In Dreams
dreaming of flying and flailing
I’ve been dreaming about flying. They’re not good dreams; I’m not soaring freely above trees, exhilarated, like I used to dream when I was a child. Instead I’m flying too low to the ground and I’m floundering, bouncing up and down in the air, worried I’ll meet concrete at any moment. I feel as if I’ve been pushed out of a plane without a parachute and all I can do is flail my arms at the last minute to avoid dying.
I’ve also been dreaming about being abandoned. At amusement parks, at parties, at the grocery store. In each dream I’m left alone at a moment when I’m desperately in need of someone else. I walk around looking for the person who abandoned me, I get lost in aisles, lost among scary looking roller coasters, I make my way through crowds of people who all act like I’m not even there. I am a specter, a thin wisp of humanity, and I feel a deep anger at those who abandoned me and left me to fend for myself.
When I was little, my aunt had a book called The Dream Dictionary. We used to rifle through the pages, rattling off the things we dreamed about most: school, money, teeth, death. There was no dream that mean nothing, they all had meaning, they all pulled from our daily lives and we would be enthralled at the things the book told us, how it delved into our psyche to reveal what our dreams foretold.
As I got older I started to trust myself more to interpret my own dreams. The book was more like telling fortunes and my dreams were not like that at all, they weren’t there to predict, they were there to tell me what was already happening. There were definitely times when my dreams were a mashup of what I’d watched earlier and what I was thinking as I fell asleep. Not every dream is a product of your life. But the ones that are, well they are pretty telling.

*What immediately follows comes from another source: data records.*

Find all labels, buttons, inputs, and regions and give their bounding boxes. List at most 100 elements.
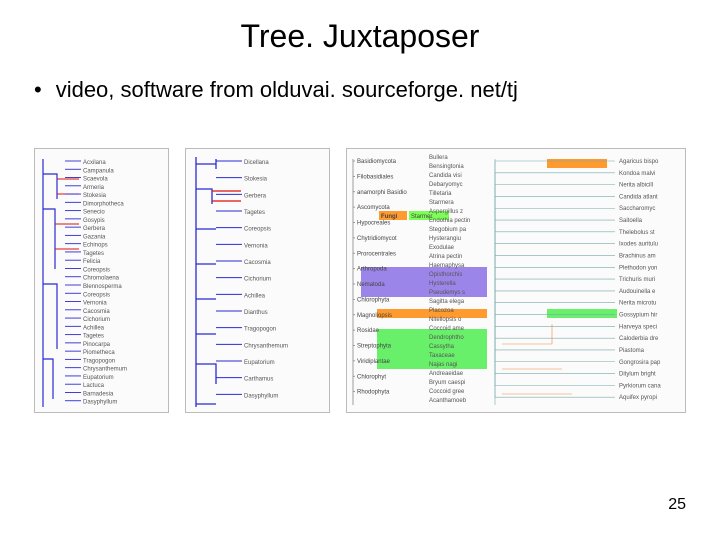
tree-leaf-label: Cichorium	[83, 317, 110, 323]
tree-leaf-label: Gossypium hir	[619, 313, 657, 319]
tree-leaf-label: Armeria	[83, 185, 105, 191]
tree-leaf-label: Filobasidiales	[357, 175, 393, 181]
tree-leaf-label: Magnoliopsis	[357, 313, 392, 319]
tree-leaf-label: Nerita albicill	[619, 183, 653, 189]
tree-leaf-label: Opisthorchis	[429, 272, 462, 278]
tree-leaf-label: Stokesia	[83, 193, 107, 199]
tree-leaf-label: Sagitta elega	[429, 299, 465, 305]
tree-leaf-label: Gongrosira pap	[619, 360, 661, 366]
tree-leaf-label: Harveya speci	[619, 325, 657, 331]
tree-leaf-label: Chrysanthemum	[244, 344, 288, 350]
tree-leaf-label: Coreopsis	[83, 293, 110, 299]
tree-leaf-label: Cacosmia	[244, 260, 271, 266]
tree-leaf-label: Prorocentrales	[357, 252, 396, 258]
tree-leaf-label: Saccharomyc	[619, 207, 655, 213]
tree-leaf-label: Cassytha	[429, 344, 455, 350]
tree-leaf-label: Endothia pectin	[429, 218, 470, 224]
tree-leaf-label: Blennosperma	[83, 284, 122, 290]
highlight-fungi: Fungi	[381, 214, 398, 220]
tree-leaf-label: Najas nagi	[429, 362, 457, 368]
tree-leaf-label: Dendrophtho	[429, 335, 464, 341]
tree-leaf-label: Eupatorium	[83, 375, 114, 381]
tree-leaf-label: Brachinus am	[619, 254, 656, 260]
tree-leaf-label: Dicellana	[244, 160, 269, 166]
tree-leaf-label: Aquifex pyropi	[619, 396, 657, 402]
tree-leaf-label: Coreopsis	[244, 227, 271, 233]
tree-leaf-label: Vernonia	[244, 244, 268, 250]
tree-leaf-label: Taxaceae	[429, 353, 455, 359]
tree-leaf-label: anamorphi Basidio	[357, 190, 407, 196]
tree-leaf-label: Eupatorium	[244, 360, 275, 366]
tree-leaf-label: Debaryomyc	[429, 182, 463, 188]
tree-leaf-label: Atrina pectin	[429, 254, 462, 260]
tree-leaf-label: Haemaphysa	[429, 263, 465, 269]
tree-leaf-label: Plethodon yon	[619, 266, 657, 272]
tree-leaf-label: Stegobium pa	[429, 227, 467, 233]
tree-leaf-label: Nitellopsis o	[429, 317, 462, 323]
tree-leaf-label: Hysterangiu	[429, 236, 461, 242]
tree-leaf-label: Candida visi	[429, 173, 462, 179]
tree-leaf-label: Bensingtonia	[429, 164, 464, 170]
tree-leaf-label: Dimorphotheca	[83, 202, 124, 208]
tree-leaf-label: Achillea	[83, 326, 105, 332]
tree-leaf-label: Piometheca	[83, 351, 115, 357]
tree-leaf-label: Ascomycota	[357, 206, 390, 212]
tree-leaf-label: Tagetes	[83, 251, 104, 257]
tree-leaf-label: Aspergillus z	[429, 209, 463, 215]
tree-leaf-label: Chlorophyt	[357, 375, 386, 381]
tree-leaf-label: Audouinella e	[619, 289, 656, 295]
tree-leaf-label: Placozoa	[429, 308, 454, 314]
tree-leaf-label: Caloderbia dre	[619, 337, 659, 343]
tree-leaf-label: Bryum caespi	[429, 380, 465, 386]
tree-leaf-label: Tragopogon	[244, 327, 276, 333]
tree-leaf-label: Gerbera	[244, 194, 267, 200]
tree-panel-2: DicellanaStokesiaGerberaTagetesCoreopsis…	[185, 148, 330, 413]
tree-leaf-label: Carthamus	[244, 377, 273, 383]
tree-leaf-label: Bullera	[429, 155, 448, 161]
tree-leaf-label: Vernonia	[83, 301, 107, 307]
tree-leaf-label: Thelebolus st	[619, 230, 655, 236]
tree-leaf-label: Streptophyta	[357, 344, 392, 350]
tree-leaf-label: Tragopogon	[83, 359, 115, 365]
tree-leaf-label: Pyrkiorum cana	[619, 384, 661, 390]
tree-leaf-label: Achillea	[244, 294, 266, 300]
tree-leaf-label: Nematoda	[357, 282, 385, 288]
slide-title: Tree. Juxtaposer	[0, 0, 720, 55]
tree-leaf-label: Tagetes	[83, 334, 104, 340]
highlight-starmera: Starmer	[411, 214, 432, 220]
tree-leaf-label: Coccoid gree	[429, 389, 465, 395]
tree-leaf-label: Rosidae	[357, 329, 380, 335]
tree-leaf-label: Candida atlant	[619, 195, 658, 201]
tree-leaf-label: Dasyphyllum	[83, 400, 117, 406]
bullet-text: video, software from olduvai. sourceforg…	[56, 77, 518, 103]
tree-leaf-label: Acanthamoeb	[429, 398, 467, 404]
tree-leaf-label: Piastoma	[619, 348, 645, 354]
tree-leaf-label: Lactuca	[83, 384, 105, 390]
tree-leaf-label: Echinops	[83, 243, 108, 249]
tree-leaf-label: Cichorium	[244, 277, 271, 283]
tree-leaf-label: Chytridiomycot	[357, 236, 397, 242]
bullet-dot-icon: •	[34, 77, 42, 103]
tree-leaf-label: Agaricus bispo	[619, 159, 659, 165]
tree-leaf-label: Dianthus	[244, 310, 268, 316]
tree-leaf-label: Andreaeidae	[429, 371, 464, 377]
tree-leaf-label: Coccoid ame	[429, 326, 465, 332]
tree-leaf-label: Exodulae	[429, 245, 455, 251]
bullet-item: • video, software from olduvai. sourcefo…	[0, 55, 720, 103]
tree-panel-3: Basidiomycota Filobasidiales anamorphi Bas…	[346, 148, 686, 413]
figure-row: AcxilanaCampanulaScaevolaArmeriaStokesia…	[0, 103, 720, 413]
tree-leaf-label: Basidiomycota	[357, 159, 397, 165]
tree-leaf-label: Ditylum bright	[619, 372, 656, 378]
tree-leaf-label: Hypocreales	[357, 221, 390, 227]
tree-leaf-label: Kondoa malvi	[619, 171, 655, 177]
tree-leaf-label: Cacosmia	[83, 309, 110, 315]
tree-leaf-label: Felicia	[83, 260, 101, 266]
tree-leaf-label: Nerita microtu	[619, 301, 656, 307]
tree-leaf-label: Senecio	[83, 210, 105, 216]
tree-leaf-label: Viridiplantae	[357, 359, 391, 365]
tree-leaf-label: Chrysanthemum	[83, 367, 127, 373]
tree-leaf-label: Trichuris muri	[619, 277, 655, 283]
tree-leaf-label: Campanula	[83, 169, 114, 175]
tree-leaf-label: Gazania	[83, 235, 106, 241]
tree-leaf-label: Acxilana	[83, 160, 106, 166]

In this one I’m at a hotel and I’m supposed to be there with Todd but he’s nowhere to be found. His suitcase is in the room, unopened, his side of the bed untouched. I get into the bed and toss and turn and wait for him to come back but he never does, and I ask the hotel desk clerk to send the suitcase to him. I don’t know how I’m going to pay for the room or get back home and I feel a great sense of loss and grief.
This dream repeats itself with different scenarios each night and I’m self aware enough to realize what’s going on. I have to reconcile my dream life with my waking life and say the words to myself: I feel abandoned. There it is, the thought that I’d been pushing off since January 30th. The word I didn’t want to use because it’s so harsh. The word that would open the door to resentment.
I spoke those words out loud first to my therapist, so I could be in a safe space when I finally admitted to myself what I’ve been feeling all along. I’m so hesitant to say or think anything that could paint him in a bad light because I have a need to keep him as a good guy. Turning him into a bad guy means turning my entire fourteen year relationship on its head. I’m not ready to reckon with that yet. But my dreams are. My dreams push me to acknowledge the basic facts. My dreams are unrelenting in their desire to show me how I’m really feeling, to make recognizable what I am always trying to hide. It’s easy when I’m awake to push all of that aside but every night as I lay my head on my pillow I think, here we go again.
In this dream I’m in the air, arms outstretched, trying to maintain height. I’m flying above my house and I look for his car but it’s not there. I remember he’s gone and my arms suddenly go weak and I wobble in the air precariously, nearly skimming the roof with my body. I know what waits for me below - an empty house. I feel a rush of sadness, which weighs me down and I sink the ground, tumble onto the lawn, roll down the sloped glass toward the sidewalk and then the street.
I don’t need a dream dictionary to decipher this. I know exactly what it means, I know the burden it bears. I wake up upset and I understand I have to acknowledge my deepest feelings, have to speak them out loud and reckon with them or I’ll just keep dreaming like this.
The night after I talk to my therapist I dream that I’m planting a garden. I’m frustrated at first, because I keep watering the plants and they don’t seem to be soaking up the water. I wait. I talk to the plants. They retain the water and begin to bloom and I feel happy in a dream for the first time in ages. When I wake up, I feel rested.
I know I have work to do. I know acknowledging my pain and my sense of abandonment is just the first step on a long road to feeling whole again. My goal is to fly high enough to be above things; both in my dreams and in life.